Taxe de séjour en Angleterre : quelles destinations pourraient instaurer un nouveau prélèvement ?
Les voyageurs se rendant dans les villes et les régions d'Angleterre pourraient bientôt devoir payer une taxe de séjour, le gouvernement ayant annoncé qu'il autoriserait les maires à facturer les nuitées aux vi...
Les voyageurs se rendant dans les villes et les régions d'Angleterre pourraient bientôt devoir payer une taxe de séjour, le gouvernement ayant annoncé qu'il autoriserait les maires à facturer les nuitées aux visiteurs.
Ce prélèvement sur les visiteurs n'est pas plafonné, mais il devrait rester inférieur à 5 % du coût de l'hébergement.
Les taxes de séjour sont répandues dans toute l'Europe – et la capitale écossaise, Édimbourg, a instauré une redevance par nuitée en juillet – mais le secteur de l'hôtellerie-restauration a critiqué la mesure en Angleterre.
Les opposants estiment qu'elle dissuadera les visiteurs et accentuera la pression sur un secteur déjà confronté à des hausses d'impôts et à des problèmes d'emploi.
Ce qu'il faut savoir sur la nouvelle taxe de séjour en Angleterre
Dans le cadre des nouveaux projets, les maires en Angleterre pourront facturer un pourcentage du coût total de la nuitée des visiteurs.
Ce prélèvement s'appliquera à tous les types d'hébergement touristique, notamment les hôtels, locations de vacances, chambres d'hôtes (B&B) et maisons d'hôtes.
Tous les visiteurs, quelle que soit leur nationalité ou le motif de leur séjour, seront soumis à cette redevance.
Les maires pourront choisir le montant qu'ils appliquent, mais il devrait ne pas dépasser 5 % de la facture de la nuitée. Plusieurs maires, notamment à Londres, se sont déjà engagés à respecter cette limite.
L'instauration de cette taxe relève de la discrétion des maires. Certains s'y opposent déjà, notamment dans la station balnéaire de Skegness et la ville de Hartlepool.
Les redevances devraient être mises en place d'ici la fin de l'année 2029.
La taxe de séjour en Angleterre va-t-elle dissuader les visiteurs ?
Ces projets suscitent un fort rejet de la part du secteur de l'hôtellerie-restauration en Angleterre.
L'organisation professionnelle UKHospitality estime qu'un prélèvement de 5 % se traduirait, en 2030, par 11,9 millions de nuitées de visiteurs en moins et 1,8 milliard de livres (2,1 milliards d'euros) de dépenses touristiques en moins. Elle prévoit également la perte de près de 33 000 emplois.

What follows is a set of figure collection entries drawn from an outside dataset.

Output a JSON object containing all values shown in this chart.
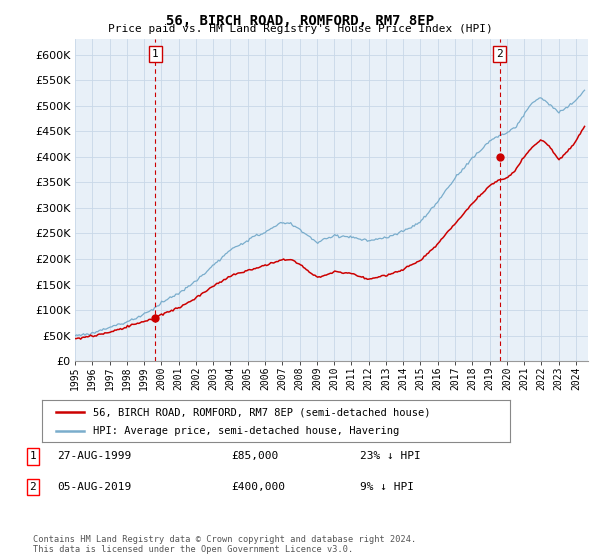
{
  "title": "56, BIRCH ROAD, ROMFORD, RM7 8EP",
  "subtitle": "Price paid vs. HM Land Registry's House Price Index (HPI)",
  "ylim": [
    0,
    630000
  ],
  "yticks": [
    0,
    50000,
    100000,
    150000,
    200000,
    250000,
    300000,
    350000,
    400000,
    450000,
    500000,
    550000,
    600000
  ],
  "xlim_start": 1995.3,
  "xlim_end": 2024.7,
  "sale1_year": 1999.65,
  "sale1_price": 85000,
  "sale1_label": "1",
  "sale2_year": 2019.58,
  "sale2_price": 400000,
  "sale2_label": "2",
  "red_line_color": "#cc0000",
  "blue_line_color": "#7aadcc",
  "plot_bg_color": "#e8f0f8",
  "vline_color": "#cc0000",
  "grid_color": "#c8d8e8",
  "background_color": "#ffffff",
  "legend_label_red": "56, BIRCH ROAD, ROMFORD, RM7 8EP (semi-detached house)",
  "legend_label_blue": "HPI: Average price, semi-detached house, Havering",
  "annotation1_date": "27-AUG-1999",
  "annotation1_price": "£85,000",
  "annotation1_hpi": "23% ↓ HPI",
  "annotation2_date": "05-AUG-2019",
  "annotation2_price": "£400,000",
  "annotation2_hpi": "9% ↓ HPI",
  "footnote": "Contains HM Land Registry data © Crown copyright and database right 2024.\nThis data is licensed under the Open Government Licence v3.0."
}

Certains craignent aussi que les touristes délaissent les destinations où la taxe est en vigueur au profit de celles qui choisiraient de ne pas l'instaurer.
Le Conseil mondial du voyage et du tourisme (WTTC) avertit que cette redevance risque de rendre le Royaume-Uni moins compétitif comme destination mondiale.
Le groupe a publié plus tôt cette année une étude selon laquelle 29 % des voyageurs provenant des principaux marchés internationaux du Royaume-Uni – les États-Unis, la France et l'Allemagne – envisageraient une autre destination ou renonceraient à leur visite si une taxe de séjour de 10 € était instaurée.
Parmi les résidents britanniques, 39 % déclarent qu'ils envisageraient de partir en vacances ailleurs ou de ne pas passer de vacances au Royaume-Uni s'ils devaient payer une redevance de 10 £.
Les taxes de séjour déjà en place au Royaume-Uni
Des taxes de séjour existent déjà au Royaume-Uni.
Cet été, Édimbourg a instauré une redevance de 5 % appliquée au coût de tout hébergement payant pour la nuit.
Ce prélèvement est plafonné à cinq nuits consécutives et facturé au même tarif chaque jour de l'année.
En 2023, Manchester est devenue la première ville d'Angleterre à introduire une taxe. Elle est fixée à 1 £ (1,14 €) par chambre et par nuit et s'applique à tous les hôtels et appartements avec services pour courts séjours situés dans le centre-ville dont la valeur locative annuelle atteint au moins 75 000 £ (85 000 €).
Au pays de Galles, les autorités locales pourront, à partir d'avril 2027, facturer jusqu'à 1,30 £ (1,50 €) par personne et par nuit.